SUMMARY
Adrian Vella, M.D., researches the mechanisms underlying the progression of prediabetes to type 2 diabetes. Individuals with prediabetes are at high risk of progression to diabetes. People with a fasting glucose greater than 110 milligrams per deciliter (mg/dL), which is 6.1 millimoles per liter (mmol/L), to10 mg/dL (0.6 mmol/L) above typical fasting glucose levels have a 40% greater risk of developing diabetes. While this percentage is high, the converse argument is that 60% of these individuals never develop diabetes.
Dr. Vella investigates this difference. Greater understanding will likely provide clues to the pathogenesis of diabetes.
Dr. Vella studies genetic variation associated with type 2 diabetes as a probe to find mechanisms that drive these changes. One mechanism he studies is changes in alpha-cell function, which contribute to hyperglycemia and problems with beta cell function.
Focus areas
Links between TCF7L2 and type 2 diabetes. TCF7L2 is a transcription factor that may modulate signaling pathways necessary to keep blood glucose stable, called blood glucose homeostasis. Research has shown that individuals with the diabetes-associated variants of this gene secrete less insulin during oral glucose tolerance tests.
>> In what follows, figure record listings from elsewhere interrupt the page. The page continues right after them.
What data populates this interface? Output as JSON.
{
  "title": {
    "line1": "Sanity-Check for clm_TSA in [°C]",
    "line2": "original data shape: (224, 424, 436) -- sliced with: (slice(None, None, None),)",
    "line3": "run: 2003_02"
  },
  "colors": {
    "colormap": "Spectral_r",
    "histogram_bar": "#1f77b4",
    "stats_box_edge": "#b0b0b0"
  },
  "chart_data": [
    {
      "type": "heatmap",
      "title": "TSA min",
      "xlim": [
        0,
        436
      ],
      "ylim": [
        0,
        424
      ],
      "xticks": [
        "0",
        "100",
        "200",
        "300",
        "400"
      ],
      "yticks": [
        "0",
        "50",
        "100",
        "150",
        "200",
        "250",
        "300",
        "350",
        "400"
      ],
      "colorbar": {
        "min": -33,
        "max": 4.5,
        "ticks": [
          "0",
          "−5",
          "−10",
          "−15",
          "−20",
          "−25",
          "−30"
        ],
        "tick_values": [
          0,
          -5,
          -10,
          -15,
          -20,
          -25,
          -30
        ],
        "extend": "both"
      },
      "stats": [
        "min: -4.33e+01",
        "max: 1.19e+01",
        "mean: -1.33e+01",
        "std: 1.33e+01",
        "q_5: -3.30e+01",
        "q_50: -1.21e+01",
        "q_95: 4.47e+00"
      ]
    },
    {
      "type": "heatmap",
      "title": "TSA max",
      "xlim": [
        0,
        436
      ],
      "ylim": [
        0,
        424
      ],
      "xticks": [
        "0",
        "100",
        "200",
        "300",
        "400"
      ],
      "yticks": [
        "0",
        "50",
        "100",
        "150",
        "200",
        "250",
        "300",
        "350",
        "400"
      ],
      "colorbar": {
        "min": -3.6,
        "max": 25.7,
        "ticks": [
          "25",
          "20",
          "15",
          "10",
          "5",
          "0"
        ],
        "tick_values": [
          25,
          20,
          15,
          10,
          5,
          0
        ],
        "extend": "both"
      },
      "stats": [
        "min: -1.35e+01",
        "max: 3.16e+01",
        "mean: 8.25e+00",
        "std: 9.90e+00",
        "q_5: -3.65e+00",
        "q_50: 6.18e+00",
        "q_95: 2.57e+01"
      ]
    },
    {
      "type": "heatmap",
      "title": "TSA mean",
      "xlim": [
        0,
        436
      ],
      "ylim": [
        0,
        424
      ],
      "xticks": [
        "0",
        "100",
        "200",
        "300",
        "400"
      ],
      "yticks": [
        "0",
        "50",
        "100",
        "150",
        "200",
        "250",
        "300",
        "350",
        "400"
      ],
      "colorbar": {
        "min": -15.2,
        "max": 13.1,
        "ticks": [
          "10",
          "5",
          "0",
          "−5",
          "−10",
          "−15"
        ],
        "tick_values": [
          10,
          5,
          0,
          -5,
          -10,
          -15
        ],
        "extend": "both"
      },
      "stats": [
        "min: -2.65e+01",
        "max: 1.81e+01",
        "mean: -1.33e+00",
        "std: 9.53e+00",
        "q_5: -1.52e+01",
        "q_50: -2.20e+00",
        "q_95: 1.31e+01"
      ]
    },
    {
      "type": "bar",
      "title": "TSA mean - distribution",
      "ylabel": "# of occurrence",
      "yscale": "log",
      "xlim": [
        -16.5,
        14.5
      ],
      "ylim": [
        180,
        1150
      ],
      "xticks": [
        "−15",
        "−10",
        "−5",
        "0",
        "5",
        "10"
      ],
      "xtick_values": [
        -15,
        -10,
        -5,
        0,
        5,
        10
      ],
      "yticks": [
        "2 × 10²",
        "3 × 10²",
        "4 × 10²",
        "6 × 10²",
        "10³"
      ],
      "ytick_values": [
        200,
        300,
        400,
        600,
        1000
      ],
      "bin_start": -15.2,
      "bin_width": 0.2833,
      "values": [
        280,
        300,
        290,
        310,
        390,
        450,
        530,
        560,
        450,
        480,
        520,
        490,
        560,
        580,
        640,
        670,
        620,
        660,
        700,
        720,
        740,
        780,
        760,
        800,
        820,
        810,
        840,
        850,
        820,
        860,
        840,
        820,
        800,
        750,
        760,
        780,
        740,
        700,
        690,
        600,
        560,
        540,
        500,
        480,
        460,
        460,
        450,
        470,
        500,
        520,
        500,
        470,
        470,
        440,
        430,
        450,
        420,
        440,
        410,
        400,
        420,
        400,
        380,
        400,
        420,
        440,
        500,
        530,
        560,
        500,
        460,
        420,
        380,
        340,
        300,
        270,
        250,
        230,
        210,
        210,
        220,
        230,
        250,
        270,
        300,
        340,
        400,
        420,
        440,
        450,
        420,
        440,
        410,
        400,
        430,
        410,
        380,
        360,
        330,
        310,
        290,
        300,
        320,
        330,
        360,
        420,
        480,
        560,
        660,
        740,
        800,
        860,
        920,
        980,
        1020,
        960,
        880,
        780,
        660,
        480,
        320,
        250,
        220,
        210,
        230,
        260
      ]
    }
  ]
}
Dr. Vella works to understand how variation in the TCF7L2 locus affects blood glucose homeostasis in humans with and without problems related to fasting glucose, problems with glucose tolerance or both. He strives to learn how this gene contributes to the development of diabetes.
- Effects of GLP-1 on glucose metabolism. Glucagon-like peptide 1 (GLP-1) is an incretin hormone that powerfully stimulates insulin secretion. Various therapeutic interventions use the hormonal pathway that regulates GLP-1 production to improve blood glucose homeostasis in people with type 2 diabetes. Dr. Vella's research team has recently shown that GLP-1 also is produced in the islet and modulates islet function to improve blood glucose homeostasis.
- Effects of glucagon on glucose metabolism. Dr. Vella and his team have recently shown that alpha cell dysfunction likely explains fasting hyperglycemia. He developed a novel index of alpha cell suppression with glucose to quantitate this dysfunction.
Significance to patient care
A better understanding of the processes that interact to cause the changes present in type 2 diabetes have important implications in terms of preventing and treating the disease. Finding out how genes and the environment interact to affect insulin secretion, insulin action, weight and appetite will help in developing more-rational interventions to prevent and treat type 2 diabetes.
Professional highlights
- Associate editor, Diabetes Care, Obesity, 2021-present.
- Editor, Metabolic Syndrome and Related Disorders, 2017-present.
- Elected, American Society for Clinical Investigation, 2018.
- Associate editor, Diabetes, 2011-2016.
- Earl and Annette R. McDonough Professor of Medicine, Mayo Clinic, 2015.
- Member, Self-Assessment Committee, Endocrine Society, 2009-2014.
- Fellow, Royal College of Physicians of the United Kingdom, 1996-2007.
- Randall Sprague Award for Outstanding Achievement as an Endocrine Fellow, Mayo Clinic, 2001.